Too often EU red tape holds us back, with some of the most innovative biotechnology companies leaving Europe because they are unable to commercialise their innovations. That’s why I’m leading a programme for reform of EU bioscience regulation, warning the EU Commission that, unless Brussels embraces radical reform, over-regulation risks condemning Europe to a new dark age of anti-science and to miss the dawn of a new age of global biotechnology.

That risk should mean that most life science companies and entrepreneurs favour Out, right? Wrong. Scientific research depends on collaboration, and the network of European Governments, Universities and companies investing in 21st-century science and innovation means we are part of an EU science superpower. The vast majority of our scientists and companies want to be inside a more pro-science and more innovative EU.

But in the end it all comes back to the terms of any #EU:InOrOut? decision. For the Out campaign there is all the difference in the world between being cut-off from the largest single market in the world; having to painstakingly try and negotiate trade deals with every country individually. Or negotiating our way to a privileged ‘near neighbour’ trading status, where we still have access to the single market yet are freed up to create our own rules and regulations with regards to the innovative and enterprising new technologies Britain excels in. Similarly for the ‘In’ case: would we be in with added or diminished influence once the Referendum is past?

Only the two extremes in this debate are clear: Britain can neither afford to be stuck at the back of the queue in a largely unreformed EU, nor can we afford to be cast into the wilderness and restricted access to the largest single market in the world.

If we are to be the entrepreneurial Innovation Economy prospering in the 21st-century that we need to be, we need to be able to commercialise our most innovative ideas, continuing to enjoy the benefits of trade with Europe while being able to export our technologies and knowledge to the fastest growing global markets.

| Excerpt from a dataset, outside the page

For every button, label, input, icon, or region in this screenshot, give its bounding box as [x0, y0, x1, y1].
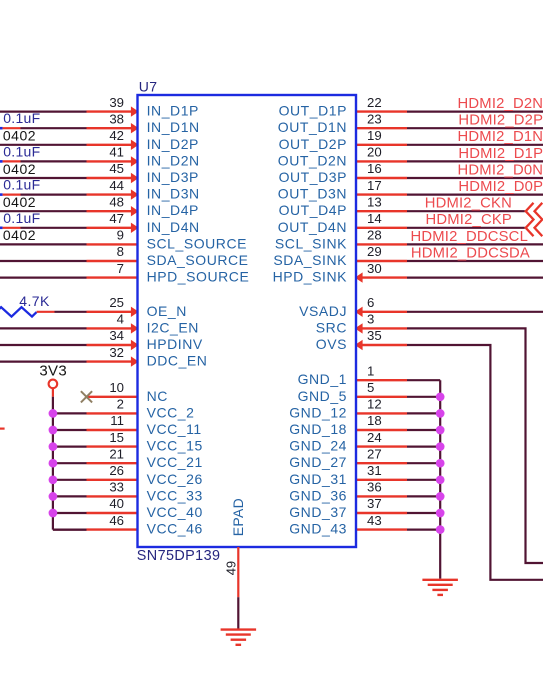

Politicians and businesses across the party divide can agree on this vision. The question now is how that vision can best be delivered?

We need a debate which gets beyond the false negatives of the risks of simple In vs Out, and instead recognises that the terms on which they can realistically be negotiated is just as important. Both domestically and globally.

We don’t operate in isolation. Everything must be negotiated in the end. Neither a vote for In or Out will wave a magic wand and make the world an easier place overnight. There are no shortcuts on the long road to becoming a more innovative, entrepreneurial and global trading nation again. If only.

Either way we will need to work with our EU neighbours and global partners to negotiate deals based on compromises. We mislead ourselves and the people we serve if we allow the EU debate to suggest there are any easy shortcuts to global influence.